Sur la prescription.
Contrairement à ce que prétend la société ID ES Lumière, aucune autorité de la chose jugée ne s'oppose à l'examen du moyen tiré de la prescription, d'abord parce que le dispositif de l'arrêt de la Cour d'appel de Pau ne rejette pas ce moyen, ensuite parce que, l'eût-il fait, l'arrêt de la Cour d'appel de Pau a été cassé sauf en ce qu'il a rejeté la demande reconventionnelle de la société Conimast.
La société Conimast invoque la prescription édictée par l'article L. 134-12 du Code de commerce qui dispose " 'L'agent commercial perd le droit à réparation s'il n'a pas notifié au mandant, dans un délai d'un an à compter de la cessation du contrat, qu'il entend faire valoir ses droits. "
Le délai, à supposer qu'il coure depuis la date de la résiliation, le 6 juin 2003, jusqu'à la date de l'assignation le 30 décembre 2004 serait effectivement dépassé.

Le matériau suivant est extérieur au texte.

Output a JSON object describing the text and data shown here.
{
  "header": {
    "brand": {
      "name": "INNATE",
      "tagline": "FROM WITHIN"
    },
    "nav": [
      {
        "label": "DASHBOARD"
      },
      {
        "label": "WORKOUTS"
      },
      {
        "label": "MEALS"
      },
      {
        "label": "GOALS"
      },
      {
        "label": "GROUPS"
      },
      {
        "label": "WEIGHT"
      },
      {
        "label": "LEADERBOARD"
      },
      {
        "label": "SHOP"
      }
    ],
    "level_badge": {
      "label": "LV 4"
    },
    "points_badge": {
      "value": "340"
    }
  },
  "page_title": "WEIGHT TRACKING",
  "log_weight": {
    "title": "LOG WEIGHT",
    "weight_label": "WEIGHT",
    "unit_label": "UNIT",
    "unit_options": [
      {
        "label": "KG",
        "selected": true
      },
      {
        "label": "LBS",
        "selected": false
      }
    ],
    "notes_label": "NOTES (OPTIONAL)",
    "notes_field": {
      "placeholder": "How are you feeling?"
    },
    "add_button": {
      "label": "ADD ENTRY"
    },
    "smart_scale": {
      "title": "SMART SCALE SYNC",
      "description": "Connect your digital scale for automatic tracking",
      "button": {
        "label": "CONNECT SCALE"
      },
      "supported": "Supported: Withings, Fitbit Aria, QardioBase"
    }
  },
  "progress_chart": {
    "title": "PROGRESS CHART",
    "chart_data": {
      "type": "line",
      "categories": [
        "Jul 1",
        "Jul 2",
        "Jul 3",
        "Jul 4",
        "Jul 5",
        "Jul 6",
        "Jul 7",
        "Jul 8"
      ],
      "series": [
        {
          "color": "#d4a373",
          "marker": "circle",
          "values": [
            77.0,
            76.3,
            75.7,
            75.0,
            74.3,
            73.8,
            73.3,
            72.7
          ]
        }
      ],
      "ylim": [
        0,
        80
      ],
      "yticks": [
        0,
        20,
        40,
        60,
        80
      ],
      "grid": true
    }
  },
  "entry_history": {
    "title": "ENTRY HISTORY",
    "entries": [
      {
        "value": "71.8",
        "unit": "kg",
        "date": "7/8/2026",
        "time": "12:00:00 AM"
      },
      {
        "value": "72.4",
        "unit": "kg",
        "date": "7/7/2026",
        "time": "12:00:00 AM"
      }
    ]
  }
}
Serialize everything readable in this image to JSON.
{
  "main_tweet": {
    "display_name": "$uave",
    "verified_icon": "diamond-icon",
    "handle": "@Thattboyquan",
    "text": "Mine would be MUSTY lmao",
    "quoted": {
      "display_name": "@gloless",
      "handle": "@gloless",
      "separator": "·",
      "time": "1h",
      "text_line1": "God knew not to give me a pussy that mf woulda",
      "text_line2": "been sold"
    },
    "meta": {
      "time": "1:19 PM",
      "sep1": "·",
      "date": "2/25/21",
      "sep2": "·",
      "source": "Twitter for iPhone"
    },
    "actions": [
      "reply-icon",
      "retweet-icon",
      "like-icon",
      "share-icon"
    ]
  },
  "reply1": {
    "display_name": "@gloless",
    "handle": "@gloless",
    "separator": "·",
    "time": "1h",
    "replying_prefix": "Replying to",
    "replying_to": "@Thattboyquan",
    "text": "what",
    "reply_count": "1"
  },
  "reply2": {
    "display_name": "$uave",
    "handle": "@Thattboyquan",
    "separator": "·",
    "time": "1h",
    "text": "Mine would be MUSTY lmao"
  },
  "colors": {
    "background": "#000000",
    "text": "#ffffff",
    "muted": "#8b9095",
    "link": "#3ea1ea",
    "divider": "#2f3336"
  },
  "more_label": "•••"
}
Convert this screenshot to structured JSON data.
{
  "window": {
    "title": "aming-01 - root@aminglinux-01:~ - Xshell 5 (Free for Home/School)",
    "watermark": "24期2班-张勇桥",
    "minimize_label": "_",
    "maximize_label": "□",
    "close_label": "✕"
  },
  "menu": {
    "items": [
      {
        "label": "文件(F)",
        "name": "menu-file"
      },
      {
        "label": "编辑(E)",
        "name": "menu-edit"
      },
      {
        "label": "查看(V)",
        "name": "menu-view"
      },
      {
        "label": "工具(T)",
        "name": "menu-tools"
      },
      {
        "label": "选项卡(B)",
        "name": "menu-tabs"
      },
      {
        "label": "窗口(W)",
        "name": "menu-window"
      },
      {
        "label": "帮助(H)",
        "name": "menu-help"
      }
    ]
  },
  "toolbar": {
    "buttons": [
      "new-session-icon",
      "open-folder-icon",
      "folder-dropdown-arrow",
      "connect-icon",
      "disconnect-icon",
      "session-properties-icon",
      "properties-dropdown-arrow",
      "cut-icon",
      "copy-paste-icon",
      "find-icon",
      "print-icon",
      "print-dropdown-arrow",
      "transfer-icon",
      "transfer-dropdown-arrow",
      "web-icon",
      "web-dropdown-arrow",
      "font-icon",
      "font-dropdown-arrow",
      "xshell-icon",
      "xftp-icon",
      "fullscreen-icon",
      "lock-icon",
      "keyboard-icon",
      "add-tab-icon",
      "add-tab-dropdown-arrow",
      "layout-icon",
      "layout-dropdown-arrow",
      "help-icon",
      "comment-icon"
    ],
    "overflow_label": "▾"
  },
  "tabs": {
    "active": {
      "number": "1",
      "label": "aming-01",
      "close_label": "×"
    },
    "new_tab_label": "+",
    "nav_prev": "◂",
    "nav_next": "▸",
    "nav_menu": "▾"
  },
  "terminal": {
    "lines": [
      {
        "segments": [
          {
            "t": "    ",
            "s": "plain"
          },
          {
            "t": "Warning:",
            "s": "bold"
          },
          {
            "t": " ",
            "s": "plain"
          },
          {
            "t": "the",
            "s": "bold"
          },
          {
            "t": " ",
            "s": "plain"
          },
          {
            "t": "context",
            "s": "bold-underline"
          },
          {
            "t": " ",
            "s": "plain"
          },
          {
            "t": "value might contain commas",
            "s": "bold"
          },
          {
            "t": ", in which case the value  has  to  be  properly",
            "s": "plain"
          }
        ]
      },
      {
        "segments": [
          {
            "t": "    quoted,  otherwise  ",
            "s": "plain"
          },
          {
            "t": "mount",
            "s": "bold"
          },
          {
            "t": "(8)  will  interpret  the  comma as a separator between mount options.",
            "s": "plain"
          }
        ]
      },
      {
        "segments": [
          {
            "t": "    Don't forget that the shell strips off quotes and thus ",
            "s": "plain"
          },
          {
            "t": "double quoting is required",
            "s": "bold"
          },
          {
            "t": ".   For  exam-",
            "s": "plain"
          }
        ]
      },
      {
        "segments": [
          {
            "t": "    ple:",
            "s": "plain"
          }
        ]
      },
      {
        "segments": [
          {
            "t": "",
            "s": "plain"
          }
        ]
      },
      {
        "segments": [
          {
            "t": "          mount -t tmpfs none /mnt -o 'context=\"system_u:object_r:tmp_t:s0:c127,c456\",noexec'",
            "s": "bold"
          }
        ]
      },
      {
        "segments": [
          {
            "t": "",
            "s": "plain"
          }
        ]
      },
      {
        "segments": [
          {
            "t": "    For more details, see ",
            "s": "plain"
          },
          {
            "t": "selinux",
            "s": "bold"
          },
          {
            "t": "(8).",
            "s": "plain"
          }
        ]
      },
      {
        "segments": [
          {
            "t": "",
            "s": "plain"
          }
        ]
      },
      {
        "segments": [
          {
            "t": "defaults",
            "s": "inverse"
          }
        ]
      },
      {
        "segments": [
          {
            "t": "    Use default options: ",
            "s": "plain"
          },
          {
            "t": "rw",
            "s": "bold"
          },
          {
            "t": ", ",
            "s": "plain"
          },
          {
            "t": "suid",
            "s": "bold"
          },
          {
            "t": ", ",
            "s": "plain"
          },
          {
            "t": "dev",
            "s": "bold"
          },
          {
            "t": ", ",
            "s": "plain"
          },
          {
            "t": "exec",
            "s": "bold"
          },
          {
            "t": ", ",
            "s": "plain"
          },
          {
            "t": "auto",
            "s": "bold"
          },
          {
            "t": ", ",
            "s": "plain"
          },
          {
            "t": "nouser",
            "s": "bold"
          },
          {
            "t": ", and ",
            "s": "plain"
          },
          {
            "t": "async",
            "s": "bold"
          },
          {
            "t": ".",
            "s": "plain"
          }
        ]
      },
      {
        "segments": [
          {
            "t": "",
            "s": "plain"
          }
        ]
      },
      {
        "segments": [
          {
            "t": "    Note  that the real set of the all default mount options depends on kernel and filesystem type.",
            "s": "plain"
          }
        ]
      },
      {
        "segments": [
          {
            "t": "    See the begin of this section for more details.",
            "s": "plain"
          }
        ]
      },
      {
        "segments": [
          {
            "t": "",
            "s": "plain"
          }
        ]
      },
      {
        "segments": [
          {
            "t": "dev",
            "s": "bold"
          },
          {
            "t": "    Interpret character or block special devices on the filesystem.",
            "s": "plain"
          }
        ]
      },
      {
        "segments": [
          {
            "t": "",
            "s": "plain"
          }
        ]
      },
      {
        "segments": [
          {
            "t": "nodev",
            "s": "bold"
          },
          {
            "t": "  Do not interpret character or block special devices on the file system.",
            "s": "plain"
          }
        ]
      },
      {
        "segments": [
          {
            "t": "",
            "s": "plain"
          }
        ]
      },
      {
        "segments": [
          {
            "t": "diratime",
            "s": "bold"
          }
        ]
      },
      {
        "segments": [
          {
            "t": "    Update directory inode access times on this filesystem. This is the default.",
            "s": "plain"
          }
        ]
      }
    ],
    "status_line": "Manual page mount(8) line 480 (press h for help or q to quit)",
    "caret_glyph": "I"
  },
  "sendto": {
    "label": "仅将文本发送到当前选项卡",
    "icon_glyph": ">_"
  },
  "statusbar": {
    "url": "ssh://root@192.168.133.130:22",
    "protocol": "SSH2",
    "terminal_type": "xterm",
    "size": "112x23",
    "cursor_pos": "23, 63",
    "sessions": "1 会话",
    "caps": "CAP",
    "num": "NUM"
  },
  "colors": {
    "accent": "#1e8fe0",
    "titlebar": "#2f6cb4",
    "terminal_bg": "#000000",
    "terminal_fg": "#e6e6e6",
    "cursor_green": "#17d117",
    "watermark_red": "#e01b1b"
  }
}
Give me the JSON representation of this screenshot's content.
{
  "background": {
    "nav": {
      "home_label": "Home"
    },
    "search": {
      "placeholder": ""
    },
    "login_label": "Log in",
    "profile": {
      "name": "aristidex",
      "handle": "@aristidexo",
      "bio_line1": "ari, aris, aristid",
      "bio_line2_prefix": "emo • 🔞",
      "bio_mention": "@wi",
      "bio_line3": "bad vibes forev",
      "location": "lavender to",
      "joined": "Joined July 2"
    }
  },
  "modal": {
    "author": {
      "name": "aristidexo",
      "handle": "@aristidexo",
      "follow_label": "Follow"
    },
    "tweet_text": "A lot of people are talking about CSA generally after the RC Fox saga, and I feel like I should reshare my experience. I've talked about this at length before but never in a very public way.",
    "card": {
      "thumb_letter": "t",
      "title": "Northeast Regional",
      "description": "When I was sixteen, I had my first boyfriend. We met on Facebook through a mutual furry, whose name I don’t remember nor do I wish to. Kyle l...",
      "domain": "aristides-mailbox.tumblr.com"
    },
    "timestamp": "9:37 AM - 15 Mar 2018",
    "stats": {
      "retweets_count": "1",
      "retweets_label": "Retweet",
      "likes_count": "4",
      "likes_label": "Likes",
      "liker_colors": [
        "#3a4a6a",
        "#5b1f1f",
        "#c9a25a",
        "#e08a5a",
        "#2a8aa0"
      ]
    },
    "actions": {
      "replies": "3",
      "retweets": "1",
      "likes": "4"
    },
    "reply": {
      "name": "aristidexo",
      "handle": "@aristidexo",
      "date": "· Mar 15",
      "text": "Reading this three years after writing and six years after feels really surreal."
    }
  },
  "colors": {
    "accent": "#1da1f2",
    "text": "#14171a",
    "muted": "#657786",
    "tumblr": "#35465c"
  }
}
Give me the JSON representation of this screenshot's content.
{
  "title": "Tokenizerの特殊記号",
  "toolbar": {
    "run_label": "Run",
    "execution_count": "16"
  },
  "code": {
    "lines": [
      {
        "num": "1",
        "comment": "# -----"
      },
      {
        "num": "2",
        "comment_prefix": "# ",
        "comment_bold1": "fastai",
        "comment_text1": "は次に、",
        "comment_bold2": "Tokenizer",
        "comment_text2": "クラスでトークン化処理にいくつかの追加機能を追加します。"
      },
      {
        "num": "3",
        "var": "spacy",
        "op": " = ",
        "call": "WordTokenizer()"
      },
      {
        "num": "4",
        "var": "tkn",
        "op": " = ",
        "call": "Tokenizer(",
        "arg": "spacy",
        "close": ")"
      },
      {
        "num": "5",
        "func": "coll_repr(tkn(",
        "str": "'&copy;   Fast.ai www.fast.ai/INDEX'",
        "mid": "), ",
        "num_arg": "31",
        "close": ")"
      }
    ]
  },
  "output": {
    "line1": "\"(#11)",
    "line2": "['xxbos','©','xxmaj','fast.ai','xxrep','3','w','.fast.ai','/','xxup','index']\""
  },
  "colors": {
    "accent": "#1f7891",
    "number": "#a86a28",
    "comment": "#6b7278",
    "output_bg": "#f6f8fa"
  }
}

Néanmoins, la société ID ES Lumière réplique à bon droit que la prescription annale est inapplicable à la cause. En effet, à la date du 9 avril 2003, la société Conimast a expressément reconnu le droit à commission de la société ID ES Lumière ; la prescription d'un an ne pouvait à ce titre plus courir à l'encontre de la société ID ES Lumière.
De plus, cet article n'impose pas à l'agent commercial de faire valoir ses droits en justice dans le délai d'un an mais simplement de notifier au mandant qu'il a l'intention de le faire. Or il résulte des deux correspondances adressées par le conseil de la société ID ES Lumière en date des 28 avril 2003 et 12 juin 2003 qu'à deux reprises, cette société a sollicité le paiement de l'indemnité de résiliation du contrat d'agent commercial.
Le jugement sera donc confirmé en ce qu'il a admis la recevabilité de la demande d'indemnisation de l'agent commercial.
Sur l'irrecevabilité découlant de la prétendue absence de justification des aptitudes de la société Cart Elec.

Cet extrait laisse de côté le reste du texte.